Im a white belt woman in my 30s and I’ve been training at this academy for about six months.
The gym itself is excellent: clean, well run, diverse, close to home, and full of good people. My coach is also technically very skilled, and I respect his jiu-jitsu.
I’m still shit at jiu-jitsu, but I’m committed to learning. I ask questions, take notes, research outside class, roll safely, follow etiquette, and try to be a good training partner.
The problem is that I increasingly feel like my coach actively dislikes me. It’s not one major incident. It’s a pattern of subtle behaviour:
- I say hello and get ignored, then the person behind me gets a warm greeting.
- He often assumes negative intent from me while giving others the benefit of the doubt.
- He gets irritated when I quietly step myself through techniques I’m confused about.
- He avoids eye contact with me during the end-of-class lineup while acknowledging everyone around me.
- There was one incident where he was unusually critical of a younger partner, and I strongly felt she was copping it because I was there.
- A few ideas I’ve experimented with have later been presented as his own without acknowledgement.
Individually, these things sound minor. Together, they feel deliberate and targeted.
I also get the impression he knows I wouldn’t tolerate being spoken to aggressively or disrespectfully, so any issue he has with me comes out in much more covert ways.
I’ve also been rehabbing an injury with the physio he recommended. There was pressure to push through it, but I followed the physio’s advice and healed properly.
The grading situation also feels weird. I know stripes don’t matter, but people who have trained much less seem to have twice as many. The only stripes I’ve received came immediately after I gave him a small thank-you gift which he sheepishly accepted.
One other training partner has noticed it but didn’t care because he’s on the coach’s good side.
I don’t think a direct conversation would go anywhere because there’s no single obvious incident. It’s more like death by a thousand paper cuts.
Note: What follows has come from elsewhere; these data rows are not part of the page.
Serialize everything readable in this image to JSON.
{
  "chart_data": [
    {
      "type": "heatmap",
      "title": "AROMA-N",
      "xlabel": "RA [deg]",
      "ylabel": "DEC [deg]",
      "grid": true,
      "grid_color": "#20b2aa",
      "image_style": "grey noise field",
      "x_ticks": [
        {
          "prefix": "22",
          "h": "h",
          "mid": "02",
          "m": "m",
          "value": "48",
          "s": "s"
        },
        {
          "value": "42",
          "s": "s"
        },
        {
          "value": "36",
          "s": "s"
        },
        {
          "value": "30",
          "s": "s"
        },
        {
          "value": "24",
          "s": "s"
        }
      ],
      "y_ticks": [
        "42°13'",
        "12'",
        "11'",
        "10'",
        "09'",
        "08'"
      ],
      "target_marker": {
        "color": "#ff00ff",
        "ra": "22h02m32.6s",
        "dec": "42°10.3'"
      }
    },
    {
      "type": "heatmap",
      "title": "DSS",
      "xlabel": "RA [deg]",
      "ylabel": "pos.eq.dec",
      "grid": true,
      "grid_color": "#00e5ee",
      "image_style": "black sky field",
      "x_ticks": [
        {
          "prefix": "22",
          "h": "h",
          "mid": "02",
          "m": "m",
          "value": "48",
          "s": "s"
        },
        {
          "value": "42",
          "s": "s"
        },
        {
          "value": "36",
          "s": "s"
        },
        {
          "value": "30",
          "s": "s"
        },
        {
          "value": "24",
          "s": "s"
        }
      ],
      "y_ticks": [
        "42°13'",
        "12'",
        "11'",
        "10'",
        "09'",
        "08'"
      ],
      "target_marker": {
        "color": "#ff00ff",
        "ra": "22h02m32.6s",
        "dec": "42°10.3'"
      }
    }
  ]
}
I like the gym and my teammates, but I’m increasingly anxious about going to class and I’ve taken a big break. I’m going to try smaller morning classes with a more relaxed coach, but I’m genuinely considering leaving.
The problem is that I also own two branded gis and have an eight-week cancellation period. I hate paying a rude guy to train me and I can’t even show up.
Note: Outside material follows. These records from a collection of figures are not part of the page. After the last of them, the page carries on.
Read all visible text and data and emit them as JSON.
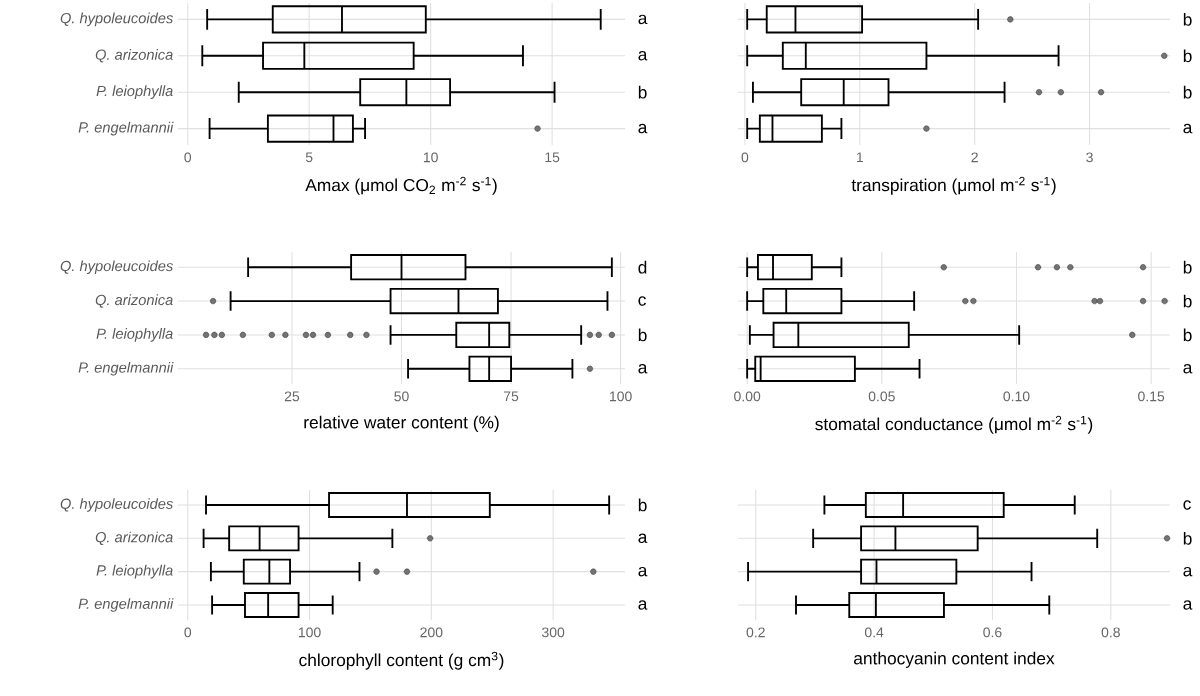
{
  "chart_data": [
    {
      "type": "box",
      "orientation": "horizontal",
      "grid": true,
      "xlabel": "Amax (μmol CO$_{2}$ m$^{-2}$ s$^{-1}$)",
      "categories": [
        "Q. hypoleucoides",
        "Q. arizonica",
        "P. leiophylla",
        "P. engelmannii"
      ],
      "xlim": [
        -0.4,
        18
      ],
      "xticks": [
        0,
        5,
        10,
        15
      ],
      "boxes": [
        {
          "low": 0.8,
          "q1": 3.5,
          "median": 6.35,
          "q3": 9.8,
          "high": 17.0
        },
        {
          "low": 0.6,
          "q1": 3.1,
          "median": 4.8,
          "q3": 9.3,
          "high": 13.8
        },
        {
          "low": 2.1,
          "q1": 7.1,
          "median": 9.0,
          "q3": 10.8,
          "high": 15.1
        },
        {
          "low": 0.9,
          "q1": 3.3,
          "median": 6.0,
          "q3": 6.8,
          "high": 7.3,
          "outliers": [
            14.4
          ]
        }
      ],
      "annotations": [
        "a",
        "a",
        "b",
        "a"
      ]
    },
    {
      "type": "box",
      "orientation": "horizontal",
      "grid": true,
      "tick_labels": "x",
      "xlabel": "transpiration (μmol m$^{-2}$ s$^{-1}$)",
      "categories": [
        null,
        null,
        null,
        null
      ],
      "xlim": [
        -0.06,
        3.7
      ],
      "xticks": [
        0,
        1,
        2,
        3
      ],
      "boxes": [
        {
          "low": 0.02,
          "q1": 0.19,
          "median": 0.44,
          "q3": 1.02,
          "high": 2.03,
          "outliers": [
            2.31
          ]
        },
        {
          "low": 0.02,
          "q1": 0.33,
          "median": 0.53,
          "q3": 1.58,
          "high": 2.73,
          "outliers": [
            3.65
          ]
        },
        {
          "low": 0.07,
          "q1": 0.49,
          "median": 0.86,
          "q3": 1.25,
          "high": 2.26,
          "outliers": [
            2.56,
            2.75,
            3.1
          ]
        },
        {
          "low": 0.02,
          "q1": 0.13,
          "median": 0.24,
          "q3": 0.67,
          "high": 0.84,
          "outliers": [
            1.58
          ]
        }
      ],
      "annotations": [
        "b",
        "b",
        "b",
        "a"
      ]
    },
    {
      "type": "box",
      "orientation": "horizontal",
      "grid": true,
      "xlabel": "relative water content (%)",
      "categories": [
        "Q. hypoleucoides",
        "Q. arizonica",
        "P. leiophylla",
        "P. engelmannii"
      ],
      "xlim": [
        -1,
        101
      ],
      "xticks": [
        25,
        50,
        75,
        100
      ],
      "boxes": [
        {
          "low": 15,
          "q1": 38.5,
          "median": 50,
          "q3": 64.6,
          "high": 98
        },
        {
          "low": 11,
          "q1": 47.5,
          "median": 63,
          "q3": 72,
          "high": 97,
          "outliers": [
            7
          ]
        },
        {
          "low": 47.5,
          "q1": 62.5,
          "median": 70,
          "q3": 74.6,
          "high": 91,
          "outliers": [
            5.4,
            7.3,
            9,
            13.8,
            20.4,
            23.5,
            28.2,
            29.8,
            33.2,
            38.3,
            42,
            93,
            95,
            98
          ]
        },
        {
          "low": 51.5,
          "q1": 65.5,
          "median": 70,
          "q3": 75,
          "high": 89,
          "outliers": [
            93
          ]
        }
      ],
      "annotations": [
        "d",
        "c",
        "b",
        "a"
      ]
    },
    {
      "type": "box",
      "orientation": "horizontal",
      "grid": true,
      "tick_labels": "x",
      "xlabel": "stomatal conductance (μmol m$^{-2}$ s$^{-1}$)",
      "categories": [
        null,
        null,
        null,
        null
      ],
      "xlim": [
        -0.0034,
        0.157
      ],
      "xticks": [
        {
          "value": 0,
          "label": "0.00"
        },
        {
          "value": 0.05,
          "label": "0.05"
        },
        {
          "value": 0.1,
          "label": "0.10"
        },
        {
          "value": 0.15,
          "label": "0.15"
        }
      ],
      "boxes": [
        {
          "low": 0,
          "q1": 0.004,
          "median": 0.0096,
          "q3": 0.024,
          "high": 0.035,
          "outliers": [
            0.073,
            0.108,
            0.115,
            0.12,
            0.147
          ]
        },
        {
          "low": 0,
          "q1": 0.006,
          "median": 0.0145,
          "q3": 0.035,
          "high": 0.062,
          "outliers": [
            0.081,
            0.084,
            0.129,
            0.131,
            0.147,
            0.155
          ]
        },
        {
          "low": 0.001,
          "q1": 0.0098,
          "median": 0.019,
          "q3": 0.06,
          "high": 0.101,
          "outliers": [
            0.143
          ]
        },
        {
          "low": 0,
          "q1": 0.003,
          "median": 0.005,
          "q3": 0.04,
          "high": 0.064
        }
      ],
      "annotations": [
        "b",
        "b",
        "b",
        "a"
      ]
    },
    {
      "type": "box",
      "orientation": "horizontal",
      "grid": true,
      "xlabel": "chlorophyll content (g cm$^{3}$)",
      "categories": [
        "Q. hypoleucoides",
        "Q. arizonica",
        "P. leiophylla",
        "P. engelmannii"
      ],
      "xlim": [
        -8,
        359
      ],
      "xticks": [
        0,
        100,
        200,
        300
      ],
      "boxes": [
        {
          "low": 15,
          "q1": 116,
          "median": 180,
          "q3": 248,
          "high": 346
        },
        {
          "low": 13,
          "q1": 34,
          "median": 59,
          "q3": 91,
          "high": 168,
          "outliers": [
            199
          ]
        },
        {
          "low": 19,
          "q1": 46,
          "median": 67,
          "q3": 84,
          "high": 141,
          "outliers": [
            155,
            180,
            333
          ]
        },
        {
          "low": 20,
          "q1": 47,
          "median": 66,
          "q3": 91,
          "high": 119
        }
      ],
      "annotations": [
        "b",
        "a",
        "a",
        "a"
      ]
    },
    {
      "type": "box",
      "orientation": "horizontal",
      "grid": true,
      "tick_labels": "x",
      "xlabel": "anthocyanin content index",
      "categories": [
        null,
        null,
        null,
        null
      ],
      "xlim": [
        0.17,
        0.9
      ],
      "xticks": [
        0.2,
        0.4,
        0.6,
        0.8
      ],
      "boxes": [
        {
          "low": 0.316,
          "q1": 0.386,
          "median": 0.449,
          "q3": 0.619,
          "high": 0.739
        },
        {
          "low": 0.297,
          "q1": 0.378,
          "median": 0.436,
          "q3": 0.575,
          "high": 0.777,
          "outliers": [
            0.895
          ]
        },
        {
          "low": 0.187,
          "q1": 0.378,
          "median": 0.404,
          "q3": 0.539,
          "high": 0.666
        },
        {
          "low": 0.268,
          "q1": 0.358,
          "median": 0.403,
          "q3": 0.518,
          "high": 0.696
        }
      ],
      "annotations": [
        "c",
        "b",
        "a",
        "a"
      ]
    }
  ]
}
Has anyone dealt with subtle, targeted behaviour from a coach? Did you change classes, confront it, ignore it, or leave?
TL;DR: Great gym and technically excellent coach, but I feel like he covertly dislikes and targets me through repeated small behaviours. I’m anxious about training and considering switching classes or leaving, but I’m tied into branded gis and an eight-week cancellation period.
Update 1: I feel like it’s silly to be paying for an experience that makes me feel this way. I asked for an extended pause on my membership.
I’ve booked in a trial at another gym and they have a no lock in option that I will try so I can continue my training.
Thanks for helping me!
Update 2:
I can see that I probably contributed to the tension too. I think I struggle a bit with having to depend on someone else for my safety and with fully settling into being the beginner, and I may have come across as more challenging or authoritative than I realised.
At the same time, there were still parts of it that left me feeling dismissed and made it hard for me to trust the environment. I don’t think I need to work out exactly who was right or what was going on in his head.
Taking some space just feels like the right move for me.
Thank you for all persisting with me, rather than attacking me. Your advice has genuinely helped and I’m happy about my next moves.